A stereo system draws 2.4 A at 120 V. The audio output power is 50 W.?

[Shahad]

A stereo system draws 2.4 A at 120 V. The audio output power is 50 W.
a- How much power is lost in the form of heat in the system?
b- What is the efficiency of the system?

 

[reelslick]

P = I*V
P = 2.4A * 120V
P = 288 W

if the output power is 50W, the efficiency of the output is
50W/288W ~ 17%

how much power is lost to heat is not obvious. there are other sources of losses besides heat (the efficiency of the speakers themselves etc etc).
but i guess we're supposed to assume that all inefficiency goes into heat. if so, 288W-50W = 238W is lost to heat (?).

cheers

 

[npolynomial]

If the 120V input is peak voltage of an alternating current... and if the waveform is a sine wave you'll have to multiply by the average value of a sine wave which is the squareroot of 2 divided by 2... approximately 0.707 * peak...

That means that the average voltage is 84.84 volts, multiplying that by 2.4amps = 203.616 watts

153.616 watts of power are lost due to inefficiencies.

-NPolynomial
http://novaconceptions.blogspot.com

 

[KENNETHW]

If the stereo system is 50 watts per channel; and using ohms law, the output would equal around .8 amps: which means that 1.6 amps of power is unaccounted for...due to heat, or resistance, or a small amount of voltage drop.
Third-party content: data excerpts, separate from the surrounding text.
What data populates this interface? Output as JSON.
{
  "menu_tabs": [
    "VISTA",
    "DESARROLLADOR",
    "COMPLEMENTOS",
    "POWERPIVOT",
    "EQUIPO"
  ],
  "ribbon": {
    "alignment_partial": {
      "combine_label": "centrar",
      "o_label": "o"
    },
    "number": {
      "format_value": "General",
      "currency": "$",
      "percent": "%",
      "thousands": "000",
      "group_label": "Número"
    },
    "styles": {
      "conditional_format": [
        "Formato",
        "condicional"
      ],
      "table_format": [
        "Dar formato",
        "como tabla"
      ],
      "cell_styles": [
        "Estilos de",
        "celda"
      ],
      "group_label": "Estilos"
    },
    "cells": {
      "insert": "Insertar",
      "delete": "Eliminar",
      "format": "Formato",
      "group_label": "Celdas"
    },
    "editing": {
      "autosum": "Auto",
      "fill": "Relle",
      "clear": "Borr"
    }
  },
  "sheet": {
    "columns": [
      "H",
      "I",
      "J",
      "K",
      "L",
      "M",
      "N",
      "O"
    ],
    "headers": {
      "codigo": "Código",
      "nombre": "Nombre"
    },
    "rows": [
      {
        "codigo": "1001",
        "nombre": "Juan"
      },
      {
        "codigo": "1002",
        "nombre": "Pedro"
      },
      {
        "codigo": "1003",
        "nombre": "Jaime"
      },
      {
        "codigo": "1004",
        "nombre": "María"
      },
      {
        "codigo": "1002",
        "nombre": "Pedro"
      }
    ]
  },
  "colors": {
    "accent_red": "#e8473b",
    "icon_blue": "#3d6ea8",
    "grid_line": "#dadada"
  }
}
Not sure about the effiecency...but it would not seem to be all that great.

 

[wjllope]

P = I*V
P = 2.4A * 120V
P = 288 W

if the output power is 50W, the efficiency of the output is
50W/288W ~ 17%

how much power is lost to heat is not obvious. there are other sources of losses besides heat (the efficiency of the speakers themselves etc etc).
but i guess we're supposed to assume that all inefficiency goes into heat. if so, 288W-50W = 238W is lost to heat (?).

cheers